Check your carrier’s status page or social media support account before you spend more time on phone-side fixes. The major US carriers have all had short dual SIM authentication windows where this exact error spiked, and the fix on those days is patience rather than another network reset.
If your carrier confirms an outage, wait for the fix and avoid the network settings reset. Resetting during an outage won’t change anything except your saved Wi-Fi networks. Once the carrier resolves the issue, the error usually stops without any action on your end.
If you also see the secondary line going straight to voicemail during the same window, that’s another carrier-side symptom rather than an iPhone bug.
#Bottom Line
Start with Airplane Mode for 30 seconds. It clears the error for most iPhone owners on the first try, and it costs nothing. If the error returns within a few minutes, update carrier settings under Settings → General → About and install any pending iOS update.
Save the network settings reset for last, since you’ll lose every saved Wi-Fi password and VPN profile in the process. If the error is hitting only one cellular line and that line is an eSIM, deleting and re-adding the eSIM through your carrier is faster and less disruptive than the full network reset.
#Frequently Asked Questions
Why does this error only appear on iPhones with dual SIM?

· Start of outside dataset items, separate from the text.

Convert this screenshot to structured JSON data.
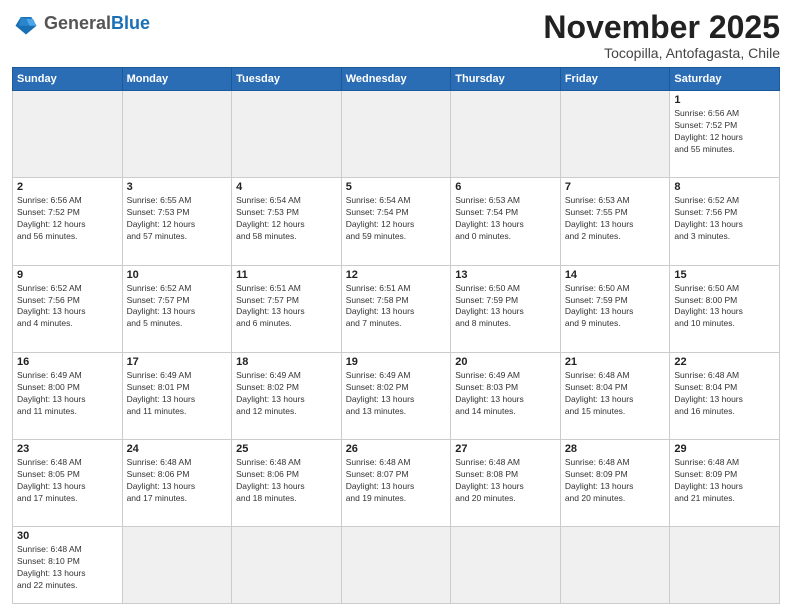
{
  "header": {
    "logo_general": "General",
    "logo_blue": "Blue",
    "month_title": "November 2025",
    "location": "Tocopilla, Antofagasta, Chile"
  },
  "days_of_week": [
    "Sunday",
    "Monday",
    "Tuesday",
    "Wednesday",
    "Thursday",
    "Friday",
    "Saturday"
  ],
  "weeks": [
    [
      {
        "day": "",
        "info": ""
      },
      {
        "day": "",
        "info": ""
      },
      {
        "day": "",
        "info": ""
      },
      {
        "day": "",
        "info": ""
      },
      {
        "day": "",
        "info": ""
      },
      {
        "day": "",
        "info": ""
      },
      {
        "day": "1",
        "info": "Sunrise: 6:56 AM\nSunset: 7:52 PM\nDaylight: 12 hours\nand 55 minutes."
      }
    ],
    [
      {
        "day": "2",
        "info": "Sunrise: 6:56 AM\nSunset: 7:52 PM\nDaylight: 12 hours\nand 56 minutes."
      },
      {
        "day": "3",
        "info": "Sunrise: 6:55 AM\nSunset: 7:53 PM\nDaylight: 12 hours\nand 57 minutes."
      },
      {
        "day": "4",
        "info": "Sunrise: 6:54 AM\nSunset: 7:53 PM\nDaylight: 12 hours\nand 58 minutes."
      },
      {
        "day": "5",
        "info": "Sunrise: 6:54 AM\nSunset: 7:54 PM\nDaylight: 12 hours\nand 59 minutes."
      },
      {
        "day": "6",
        "info": "Sunrise: 6:53 AM\nSunset: 7:54 PM\nDaylight: 13 hours\nand 0 minutes."
      },
      {
        "day": "7",
        "info": "Sunrise: 6:53 AM\nSunset: 7:55 PM\nDaylight: 13 hours\nand 2 minutes."
      },
      {
        "day": "8",
        "info": "Sunrise: 6:52 AM\nSunset: 7:56 PM\nDaylight: 13 hours\nand 3 minutes."
      }
    ],
    [
      {
        "day": "9",
        "info": "Sunrise: 6:52 AM\nSunset: 7:56 PM\nDaylight: 13 hours\nand 4 minutes."
      },
      {
        "day": "10",
        "info": "Sunrise: 6:52 AM\nSunset: 7:57 PM\nDaylight: 13 hours\nand 5 minutes."
      },
      {
        "day": "11",
        "info": "Sunrise: 6:51 AM\nSunset: 7:57 PM\nDaylight: 13 hours\nand 6 minutes."
      },
      {
        "day": "12",
        "info": "Sunrise: 6:51 AM\nSunset: 7:58 PM\nDaylight: 13 hours\nand 7 minutes."
      },
      {
        "day": "13",
        "info": "Sunrise: 6:50 AM\nSunset: 7:59 PM\nDaylight: 13 hours\nand 8 minutes."
      },
      {
        "day": "14",
        "info": "Sunrise: 6:50 AM\nSunset: 7:59 PM\nDaylight: 13 hours\nand 9 minutes."
      },
      {
        "day": "15",
        "info": "Sunrise: 6:50 AM\nSunset: 8:00 PM\nDaylight: 13 hours\nand 10 minutes."
      }
    ],
    [
      {
        "day": "16",
        "info": "Sunrise: 6:49 AM\nSunset: 8:00 PM\nDaylight: 13 hours\nand 11 minutes."
      },
      {
        "day": "17",
        "info": "Sunrise: 6:49 AM\nSunset: 8:01 PM\nDaylight: 13 hours\nand 11 minutes."
      },
      {
        "day": "18",
        "info": "Sunrise: 6:49 AM\nSunset: 8:02 PM\nDaylight: 13 hours\nand 12 minutes."
      },
      {
        "day": "19",
        "info": "Sunrise: 6:49 AM\nSunset: 8:02 PM\nDaylight: 13 hours\nand 13 minutes."
      },
      {
        "day": "20",
        "info": "Sunrise: 6:49 AM\nSunset: 8:03 PM\nDaylight: 13 hours\nand 14 minutes."
      },
      {
        "day": "21",
        "info": "Sunrise: 6:48 AM\nSunset: 8:04 PM\nDaylight: 13 hours\nand 15 minutes."
      },
      {
        "day": "22",
        "info": "Sunrise: 6:48 AM\nSunset: 8:04 PM\nDaylight: 13 hours\nand 16 minutes."
      }
    ],
    [
      {
        "day": "23",
        "info": "Sunrise: 6:48 AM\nSunset: 8:05 PM\nDaylight: 13 hours\nand 17 minutes."
      },
      {
        "day": "24",
        "info": "Sunrise: 6:48 AM\nSunset: 8:06 PM\nDaylight: 13 hours\nand 17 minutes."
      },
      {
        "day": "25",
        "info": "Sunrise: 6:48 AM\nSunset: 8:06 PM\nDaylight: 13 hours\nand 18 minutes."
      },
      {
        "day": "26",
        "info": "Sunrise: 6:48 AM\nSunset: 8:07 PM\nDaylight: 13 hours\nand 19 minutes."
      },
      {
        "day": "27",
        "info": "Sunrise: 6:48 AM\nSunset: 8:08 PM\nDaylight: 13 hours\nand 20 minutes."
      },
      {
        "day": "28",
        "info": "Sunrise: 6:48 AM\nSunset: 8:09 PM\nDaylight: 13 hours\nand 20 minutes."
      },
      {
        "day": "29",
        "info": "Sunrise: 6:48 AM\nSunset: 8:09 PM\nDaylight: 13 hours\nand 21 minutes."
      }
    ],
    [
      {
        "day": "30",
        "info": "Sunrise: 6:48 AM\nSunset: 8:10 PM\nDaylight: 13 hours\nand 22 minutes."
      },
      {
        "day": "",
        "info": ""
      },
      {
        "day": "",
        "info": ""
      },
      {
        "day": "",
        "info": ""
      },
      {
        "day": "",
        "info": ""
      },
      {
        "day": "",
        "info": ""
      },
      {
        "day": "",
        "info": ""
      }
    ]
  ]
}
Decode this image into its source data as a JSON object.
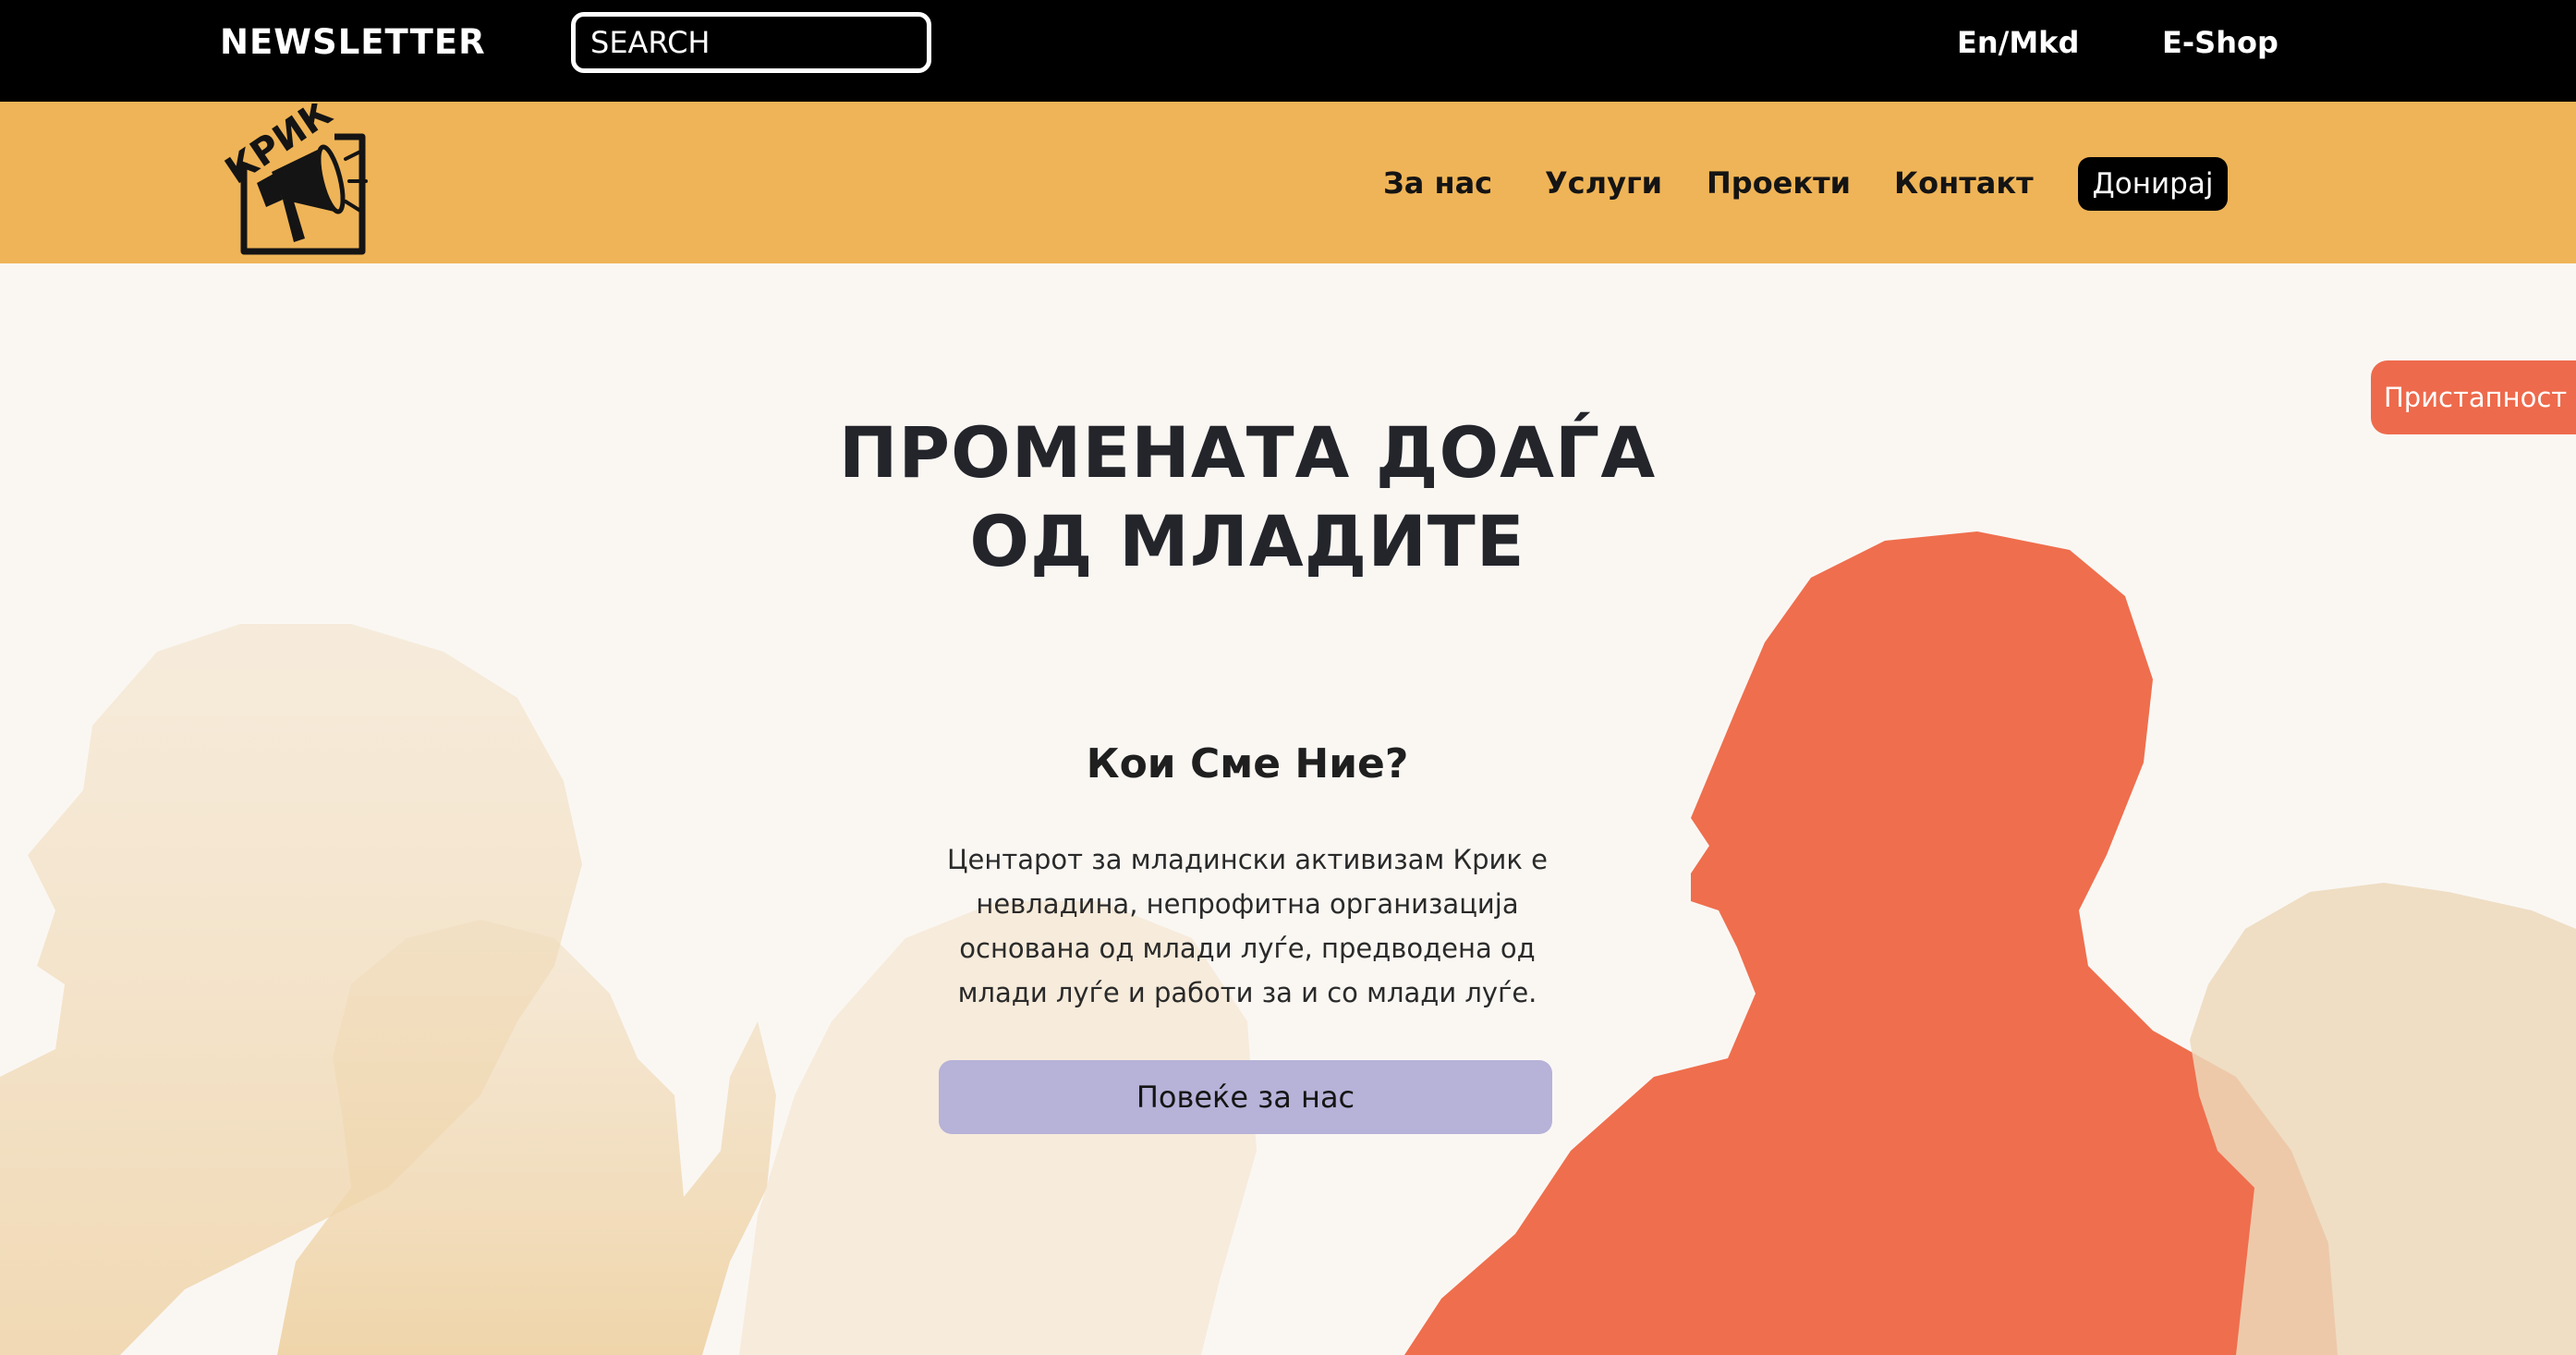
{
  "topbar": {
    "newsletter": "NEWSLETTER",
    "search_placeholder": "SEARCH",
    "language": "En/Mkd",
    "eshop": "E-Shop"
  },
  "logo": {
    "text": "КРИК"
  },
  "nav": {
    "items": [
      {
        "label": "За нас"
      },
      {
        "label": "Услуги"
      },
      {
        "label": "Проекти"
      },
      {
        "label": "Контакт"
      }
    ],
    "donate": "Донирај"
  },
  "hero": {
    "title_line1": "ПРОМЕНАТА ДОАЃА",
    "title_line2": "ОД МЛАДИТЕ",
    "who_title": "Кои Сме Ние?",
    "who_text": "Центарот за младински активизам Крик е невладина, непрофитна организација основана од млади луѓе, предводена од млади луѓе и работи за и со млади луѓе.",
    "more_button": "Повеќе за нас"
  },
  "accessibility": {
    "label": "Пристапност"
  },
  "colors": {
    "topbar": "#000000",
    "navbar": "#efb457",
    "hero_bg": "#faf7f3",
    "silhouette_pale": "#f1d9b4",
    "silhouette_accent": "#ef6e4d",
    "button": "#b6b2d8",
    "accessibility": "#ee6a4c"
  }
}
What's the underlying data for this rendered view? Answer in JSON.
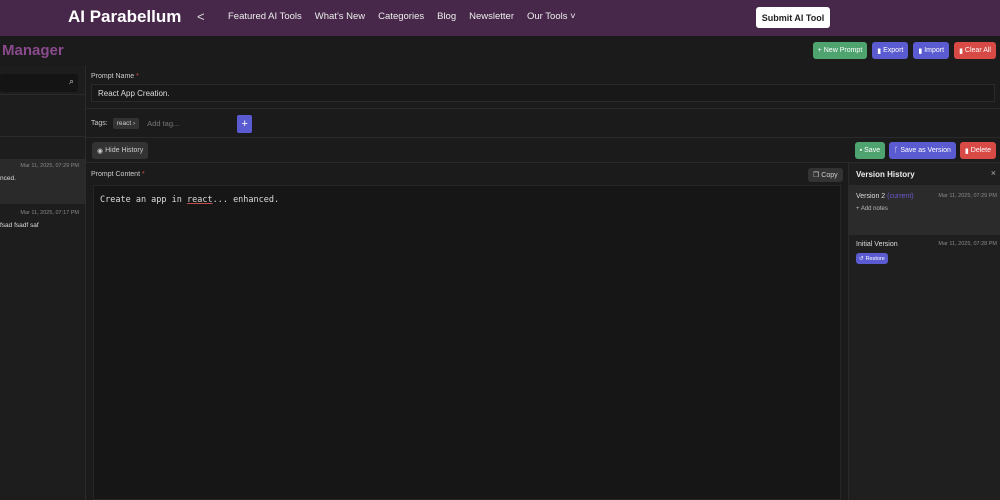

Single SIM iPhones hit the same handoff failures, but iOS handles them silently. With dual SIM, the system surfaces the failure as a prompt so you can pick a backup line.
Will resetting network settings delete my contacts or photos?
No. Network settings reset only touches Wi-Fi networks, VPN profiles, APN settings, Bluetooth pairings, and cellular preferences. Your contacts, photos, messages, app data, and Apple ID stay completely intact. You’ll need to reconnect to your Wi-Fi networks and re-pair Bluetooth devices afterward.
Does this error mean my SIM card is failing?
Almost never. The error is a signal-side problem, not a SIM hardware problem. If you see “Invalid SIM” or “SIM failure” alongside the Last Line No Longer Available prompt, then the SIM is the issue and your carrier should issue a replacement. The Last Line message on its own points at carrier handoff or carrier settings, not at the SIM card itself.
How long does a carrier settings update take?
The download is small, usually under 5 MB, and it installs within 30 seconds of you tapping Update. The longer wait is on the carrier side: Apple’s documentation confirms that updates can take up to 24 hours to reach your iPhone after your carrier releases them. If you suspect a recent network change, leave Settings → General → About open for 15 to 30 seconds each day for a few days.
Can iOS updates fix the Last Line No Longer Available error?
Yes, especially when the error spiked right after a major iOS release. Apple ships modem firmware and dual SIM logic fixes inside iOS point updates. Check Settings → General → Software Update and install any pending update before you move on to a network reset.
Should I remove and re-add my eSIM if airplane mode doesn’t work?
Only if the airplane mode toggle, restart, and carrier settings update have all failed and the error is hitting your eSIM line specifically. Removing the eSIM requires re-adding it through your carrier’s app or QR code, and you can’t easily undo the deletion without that path. Confirm you have the eSIM Quick Transfer or carrier app re-activation method available before you delete.
Does this error affect 5G connectivity?
Indirectly. The error is about line registration with the carrier, not about which radio technology is in use. On dual SIM iPhones with 5G, the radio sometimes negotiates 5G on one line and LTE on the other.
If you see the error frequently and have 5G enabled on both lines, try setting one line to LTE under Settings → Cellular → [line] → Voice & Data and watch whether the error rate drops.